Ce n’est pas anodin. Le cinéma se développe quand les métiers se stabilisent : scénario, image, montage, son, décor, costume, production. À travers “AYO” et “Cicatrices”, le Cameroun montre qu’il avance non pas sur un seul pilier, mais sur plusieurs.
Une présence sur place qui compte : quand le trophée devient une passerelle
Autre détail révélateur : les trophées ont été récupérés sur place par Valérie Victoire Elemva (costumière), Gabriel Hervé Gwet et Anurin Nwunembom.
Ce geste semble anecdotique, mais il ne l’est pas. Dans les festivals africains, la présence physique fait partie de la stratégie : elle ouvre des discussions, déclenche des contacts, crée des passerelles pour les coproductions et les circulations de projets. Un prix sans réseau est une médaille. Un prix avec réseau devient une rampe.
Dans une région où l’Afrique centrale cherche encore ses grands circuits de diffusion internes, ces festivals jouent un rôle de marché informel : on y repère, on y négocie, on y projette déjà l’étape suivante.

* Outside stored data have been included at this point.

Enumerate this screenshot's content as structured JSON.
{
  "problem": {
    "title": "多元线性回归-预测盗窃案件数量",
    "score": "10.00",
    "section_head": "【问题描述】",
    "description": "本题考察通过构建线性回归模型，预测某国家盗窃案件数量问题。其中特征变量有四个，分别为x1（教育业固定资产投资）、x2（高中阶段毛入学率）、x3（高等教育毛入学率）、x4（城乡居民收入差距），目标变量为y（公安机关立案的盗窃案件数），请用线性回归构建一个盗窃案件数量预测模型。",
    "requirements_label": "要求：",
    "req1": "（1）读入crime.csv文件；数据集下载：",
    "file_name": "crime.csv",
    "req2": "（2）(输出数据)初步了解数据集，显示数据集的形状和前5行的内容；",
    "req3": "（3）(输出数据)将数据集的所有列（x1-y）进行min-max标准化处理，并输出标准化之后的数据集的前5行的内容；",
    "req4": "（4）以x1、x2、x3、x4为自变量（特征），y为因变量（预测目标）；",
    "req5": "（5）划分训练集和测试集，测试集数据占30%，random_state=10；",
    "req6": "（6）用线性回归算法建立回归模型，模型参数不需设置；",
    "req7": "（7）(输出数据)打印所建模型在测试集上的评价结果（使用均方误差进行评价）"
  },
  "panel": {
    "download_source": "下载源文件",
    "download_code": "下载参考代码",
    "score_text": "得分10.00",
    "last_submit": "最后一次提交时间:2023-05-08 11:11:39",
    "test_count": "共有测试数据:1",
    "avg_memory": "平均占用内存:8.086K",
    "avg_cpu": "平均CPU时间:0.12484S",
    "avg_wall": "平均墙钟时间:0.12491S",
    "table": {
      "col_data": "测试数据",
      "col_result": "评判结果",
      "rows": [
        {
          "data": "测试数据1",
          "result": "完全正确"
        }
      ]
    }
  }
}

Ce que cette moisson dit de Bangui… et de la région
Bangui Fait Son Cinéma s’installe progressivement comme un carrefour culturel régional. Le festival met l’accent sur les œuvres africaines et afro-descendantes, avec une programmation conçue comme un espace de circulation des récits et des métiers.
Dans ce contexte, la performance camerounaise a une portée qui dépasse le palmarès : elle confirme que les échanges créatifs en Afrique centrale peuvent produire des résultats visibles, et que la région peut devenir un espace de compétition artistique, pas seulement un marché de consommation.

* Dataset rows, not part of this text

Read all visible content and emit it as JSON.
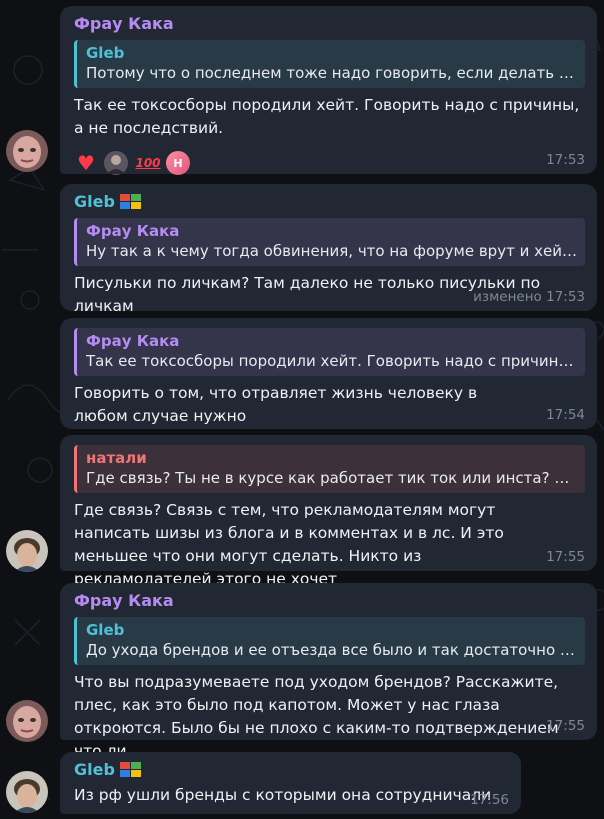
{
  "colors": {
    "background": "#0e1014",
    "bubble": "#222833",
    "purple_name": "#b58cf2",
    "teal_name": "#4fc1d6",
    "red_name": "#f17574",
    "time": "#7f8792"
  },
  "messages": [
    {
      "sender": "Фрау Кака",
      "reply_name": "Gleb",
      "reply_text": "Потому что о последнем тоже надо говорить, если делать в...",
      "text": "Так ее токсосборы породили хейт. Говорить надо с причины, а не последствий.",
      "reactions": {
        "heart": "♥",
        "hundred": "100",
        "letter": "H"
      },
      "time": "17:53"
    },
    {
      "sender": "Gleb",
      "reply_name": "Фрау Кака",
      "reply_text": "Ну так а к чему тогда обвинения, что на форуме врут и хейтя...",
      "text": "Писульки по личкам? Там далеко не только писульки по личкам",
      "time": "изменено 17:53"
    },
    {
      "reply_name": "Фрау Кака",
      "reply_text": "Так ее токсосборы породили хейт. Говорить надо с причины...",
      "text": "Говорить о том, что отравляет жизнь человеку в любом случае нужно",
      "time": "17:54"
    },
    {
      "reply_name": "натали",
      "reply_text": "Где связь? Ты не в курсе как работает тик ток или инста?  В тт...",
      "text": "Где связь? Связь с тем, что рекламодателям могут написать шизы из блога и в комментах и в лс. И это меньшее что они могут сделать. Никто из рекламодателей этого не хочет",
      "time": "17:55"
    },
    {
      "sender": "Фрау Кака",
      "reply_name": "Gleb",
      "reply_text": "До ухода брендов и ее отъезда все было и так достаточно р...",
      "text": "Что вы подразумеваете под уходом брендов? Расскажите, плес, как это было под капотом. Может у нас глаза откроются. Было бы не плохо с каким-то подтверждением что ли.",
      "time": "17:55"
    },
    {
      "sender": "Gleb",
      "text": "Из рф ушли бренды с которыми она сотрудничали",
      "time": "17:56"
    }
  ]
}
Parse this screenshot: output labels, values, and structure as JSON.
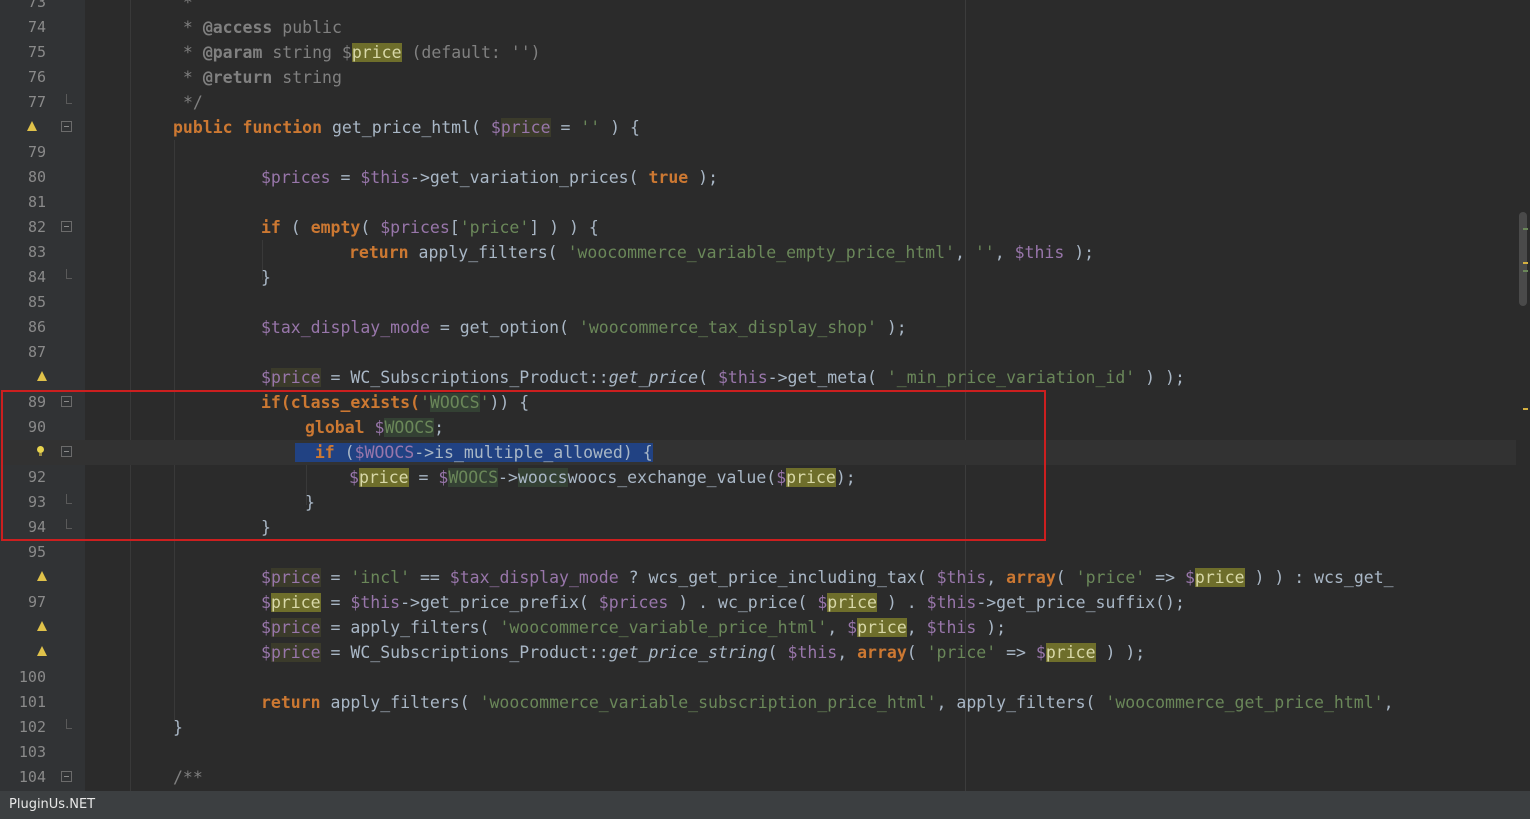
{
  "lines": {
    "l73": "73",
    "l74": "74",
    "l75": "75",
    "l76": "76",
    "l77": "77",
    "l79": "79",
    "l80": "80",
    "l81": "81",
    "l82": "82",
    "l83": "83",
    "l84": "84",
    "l85": "85",
    "l86": "86",
    "l87": "87",
    "l89": "89",
    "l90": "90",
    "l92": "92",
    "l93": "93",
    "l94": "94",
    "l95": "95",
    "l97": "97",
    "l100": "100",
    "l101": "101",
    "l102": "102",
    "l103": "103",
    "l104": "104"
  },
  "code": {
    "access_tag": "@access",
    "public_word": "public",
    "param_tag": "@param",
    "string_word": "string",
    "price_name": "price",
    "default_note": "(default: '')",
    "return_tag": "@return",
    "doc_close": "*/",
    "public_kw": "public",
    "function_kw": "function",
    "fn_name": "get_price_html",
    "empty_str": "''",
    "prices_var": "$prices",
    "this_var": "$this",
    "get_variation_prices": "->get_variation_prices(",
    "true_kw": "true",
    "if_kw": "if",
    "empty_fn": "empty",
    "price_key": "'price'",
    "return_kw": "return",
    "apply_filters": "apply_filters(",
    "wc_var_empty_filter": "'woocommerce_variable_empty_price_html'",
    "tax_display_var": "$tax_display_mode",
    "get_option": "get_option(",
    "tax_display_shop": "'woocommerce_tax_display_shop'",
    "wc_sub_class": "WC_Subscriptions_Product::",
    "get_price_fn": "get_price",
    "get_meta": "->get_meta(",
    "min_price_variation": "'_min_price_variation_id'",
    "class_exists": "if(class_exists(",
    "woocs_str": "WOOCS",
    "global_kw": "global",
    "woocs_var": "WOOCS",
    "is_multiple_allowed": "->is_multiple_allowed) {",
    "woocs_exchange": "woocs_exchange_value(",
    "incl_str": "'incl'",
    "wcs_incl": "? wcs_get_price_including_tax(",
    "array_kw": "array",
    "wcs_get_tail": ": wcs_get_",
    "get_price_prefix": "->get_price_prefix(",
    "wc_price": ". wc_price(",
    "get_price_suffix": "->get_price_suffix();",
    "wc_var_price_filter": "'woocommerce_variable_price_html'",
    "get_price_string": "get_price_string",
    "wc_var_sub_filter": "'woocommerce_variable_subscription_price_html'",
    "wc_get_price_filter": "'woocommerce_get_price_html'",
    "doc_open": "/**"
  },
  "footer": {
    "label": "PluginUs.NET"
  },
  "colors": {
    "background": "#2b2b2b",
    "gutter": "#313335",
    "keyword": "#cc7832",
    "string": "#6a8759",
    "variable": "#9876aa",
    "comment": "#808080",
    "annotation_box": "#cc1f1f",
    "selection": "#214283"
  }
}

Une question s’ouvre : transformer le palmarès en industrie
Reste l’enjeu principal, celui qui revient après chaque victoire : que fait-on du trophée ?
Un festival peut offrir de la reconnaissance, mais la durabilité se construit ailleurs : financements, distribution, structuration des équipes, protection des droits, diffusion télévisuelle, circulation sur plateformes, ventes à l’international.
La bonne nouvelle, c’est que ce palmarès offre au Cameroun un argument de poids : celui d’une création capable de gagner sur la forme et sur le fond. La responsabilité, désormais, est de convertir cette reconnaissance en projets, en contrats, et en continuité.